Expedia signals May rebound as cancellations stabilise

BANGALORE: Online travel booking company Expedia Group Inc on Wednesday pointed to demand recovering in May as cancellation rates stabilize, overshadowing a bigger-than-expected quarterly loss and sending its shares up nearly 4%.

U.S. airlines have signaled slower ticket cancellations and an improvement in bookings on some routes, as countries ease lockdowns imposed to curb the spread of the coronavirus that had crippled the global travel industry.

“What we’ve seen is green shoots in the areas you would expect, places where movement has become possible, where people can now start to think about their summer holiday,“ a company executive said on a post-earnings conference call.
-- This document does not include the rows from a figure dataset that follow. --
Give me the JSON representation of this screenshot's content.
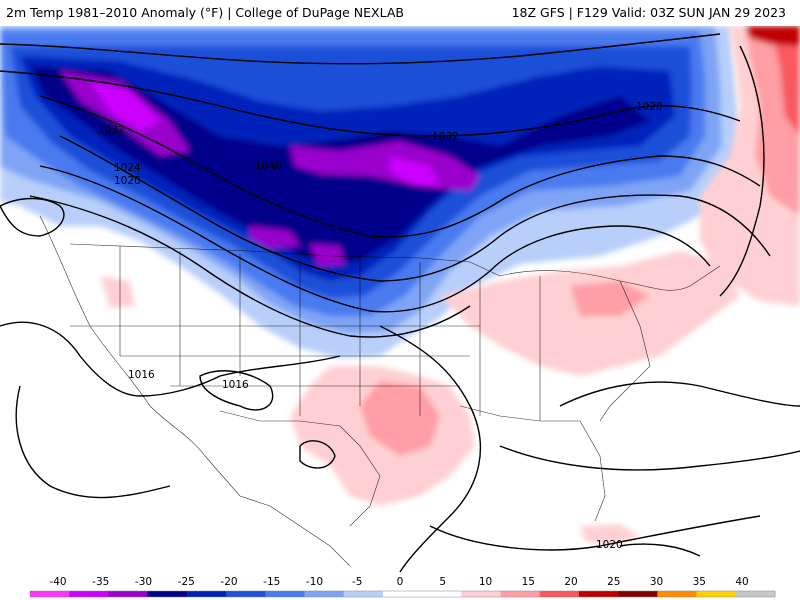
{
  "header": {
    "left_title": "2m Temp 1981–2010 Anomaly (°F) | College of DuPage NEXLAB",
    "right_title": "18Z GFS | F129 Valid: 03Z SUN JAN 29 2023"
  },
  "map": {
    "isobar_labels": [
      {
        "text": "1028",
        "kind": "pressure-label-1028"
      },
      {
        "text": "1032",
        "kind": "pressure-label-1032-west"
      },
      {
        "text": "1024",
        "kind": "pressure-label-1024"
      },
      {
        "text": "1020",
        "kind": "pressure-label-1020-north"
      },
      {
        "text": "1040",
        "kind": "pressure-label-1040"
      },
      {
        "text": "1032",
        "kind": "pressure-label-1032-central"
      },
      {
        "text": "1016",
        "kind": "pressure-label-1016-west"
      },
      {
        "text": "1016",
        "kind": "pressure-label-1016-central"
      },
      {
        "text": "1020",
        "kind": "pressure-label-1020-south"
      }
    ],
    "colors": {
      "background": "#ffffff",
      "contour": "#000000",
      "borders": "#000000"
    }
  },
  "colorbar": {
    "ticks": [
      "-40",
      "-35",
      "-30",
      "-25",
      "-20",
      "-15",
      "-10",
      "-5",
      "0",
      "5",
      "10",
      "15",
      "20",
      "25",
      "30",
      "35",
      "40"
    ],
    "colors": [
      "#ff33ff",
      "#cc00ff",
      "#9900cc",
      "#00008b",
      "#0022bb",
      "#1e50d8",
      "#4a7aef",
      "#7fa4f5",
      "#b8cffa",
      "#ffffff",
      "#ffffff",
      "#ffd0d3",
      "#ff9ea4",
      "#f8585f",
      "#c00000",
      "#800000",
      "#ff8c00",
      "#ffd000",
      "#c8c8c8"
    ]
  }
}
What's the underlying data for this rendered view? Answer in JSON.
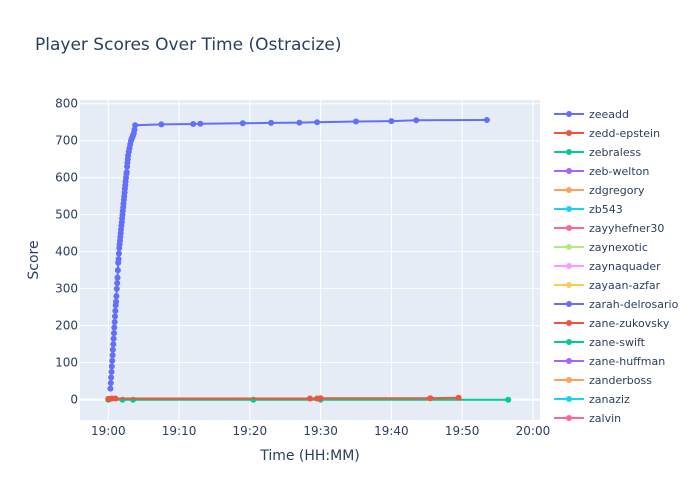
{
  "chart_data": {
    "type": "line",
    "title": "Player Scores Over Time (Ostracize)",
    "xlabel": "Time (HH:MM)",
    "ylabel": "Score",
    "x_unit": "minutes after 19:00",
    "xlim": [
      -4,
      61
    ],
    "ylim": [
      -55,
      810
    ],
    "x_ticks": [
      {
        "value": 0,
        "label": "19:00"
      },
      {
        "value": 10,
        "label": "19:10"
      },
      {
        "value": 20,
        "label": "19:20"
      },
      {
        "value": 30,
        "label": "19:30"
      },
      {
        "value": 40,
        "label": "19:40"
      },
      {
        "value": 50,
        "label": "19:50"
      },
      {
        "value": 60,
        "label": "20:00"
      }
    ],
    "y_ticks": [
      0,
      100,
      200,
      300,
      400,
      500,
      600,
      700,
      800
    ],
    "grid": true,
    "plot_bg": "#E5ECF6",
    "legend_position": "right",
    "series": [
      {
        "name": "zeeadd",
        "color": "#636EFA",
        "x": [
          0.3,
          0.35,
          0.4,
          0.45,
          0.5,
          0.55,
          0.6,
          0.65,
          0.7,
          0.75,
          0.8,
          0.85,
          0.9,
          0.95,
          1.0,
          1.05,
          1.1,
          1.15,
          1.2,
          1.25,
          1.3,
          1.35,
          1.4,
          1.45,
          1.5,
          1.55,
          1.6,
          1.65,
          1.7,
          1.75,
          1.8,
          1.85,
          1.9,
          1.95,
          2.0,
          2.05,
          2.1,
          2.15,
          2.2,
          2.25,
          2.3,
          2.35,
          2.4,
          2.45,
          2.5,
          2.55,
          2.6,
          2.65,
          2.7,
          2.75,
          2.8,
          2.9,
          3.0,
          3.1,
          3.2,
          3.3,
          3.4,
          3.5,
          3.6,
          3.7,
          3.8,
          7.5,
          12.0,
          13.0,
          19.0,
          23.0,
          27.0,
          29.5,
          35.0,
          40.0,
          43.5,
          53.5
        ],
        "y": [
          30,
          45,
          60,
          75,
          90,
          105,
          120,
          135,
          150,
          165,
          180,
          195,
          210,
          225,
          240,
          255,
          265,
          280,
          300,
          315,
          330,
          350,
          370,
          380,
          395,
          410,
          420,
          430,
          440,
          450,
          460,
          470,
          480,
          490,
          500,
          510,
          520,
          530,
          540,
          550,
          560,
          570,
          580,
          590,
          600,
          610,
          615,
          630,
          640,
          650,
          660,
          670,
          680,
          690,
          700,
          705,
          710,
          715,
          720,
          730,
          742,
          744,
          745,
          746,
          747,
          748,
          749,
          750,
          752,
          753,
          755,
          756
        ]
      },
      {
        "name": "zedd-epstein",
        "color": "#EF553B",
        "x": [
          0,
          0.5,
          1.0,
          28.5,
          29.5,
          30.0,
          45.5,
          49.5
        ],
        "y": [
          2,
          3,
          3,
          3,
          3,
          4,
          4,
          5
        ]
      },
      {
        "name": "zebraless",
        "color": "#00CC96",
        "x": [
          0,
          2.0,
          3.5,
          20.5,
          30.0,
          56.5
        ],
        "y": [
          0,
          0,
          0,
          0,
          0,
          0
        ]
      },
      {
        "name": "zeb-welton",
        "color": "#AB63FA",
        "x": [],
        "y": []
      },
      {
        "name": "zdgregory",
        "color": "#FFA15A",
        "x": [
          0.2
        ],
        "y": [
          1
        ]
      },
      {
        "name": "zb543",
        "color": "#19D3F3",
        "x": [],
        "y": []
      },
      {
        "name": "zayyhefner30",
        "color": "#FF6692",
        "x": [],
        "y": []
      },
      {
        "name": "zaynexotic",
        "color": "#B6E880",
        "x": [],
        "y": []
      },
      {
        "name": "zaynaquader",
        "color": "#FF97FF",
        "x": [],
        "y": []
      },
      {
        "name": "zayaan-azfar",
        "color": "#FECB52",
        "x": [],
        "y": []
      },
      {
        "name": "zarah-delrosario",
        "color": "#636EFA",
        "x": [],
        "y": []
      },
      {
        "name": "zane-zukovsky",
        "color": "#EF553B",
        "x": [],
        "y": []
      },
      {
        "name": "zane-swift",
        "color": "#00CC96",
        "x": [],
        "y": []
      },
      {
        "name": "zane-huffman",
        "color": "#AB63FA",
        "x": [],
        "y": []
      },
      {
        "name": "zanderboss",
        "color": "#FFA15A",
        "x": [],
        "y": []
      },
      {
        "name": "zanaziz",
        "color": "#19D3F3",
        "x": [],
        "y": []
      },
      {
        "name": "zalvin",
        "color": "#FF6692",
        "x": [],
        "y": []
      }
    ]
  }
}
Expedia said it was seeing strength in its vacation rental business, Vrbo, as people look to get away in the summer after being forced to stay at home.

Bookings for online travel agencies will fall about 60% in the third quarter, compared with a more than 80% plunge in the prior quarter, according to SunTrust analyst Naved Khan.

Expedia also said it secured $3.95 billion in funding, including $1.2 billion in preferred equity investments from Apollo Global Management and Silver Lake.

In the first quarter, gross bookings tumbled 39.2% to $17.89 billion.

Net loss attributable to Expedia was $1.30 billion, or $9.24 per share, in the quarter ended March 31, compared with $103 million, or 69 cents per share, a year earlier.

Excluding items, the company posted a loss of $1.83 per share, compared with the average analyst estimate of a loss of $1.23, according to IBES data from Refinitiv.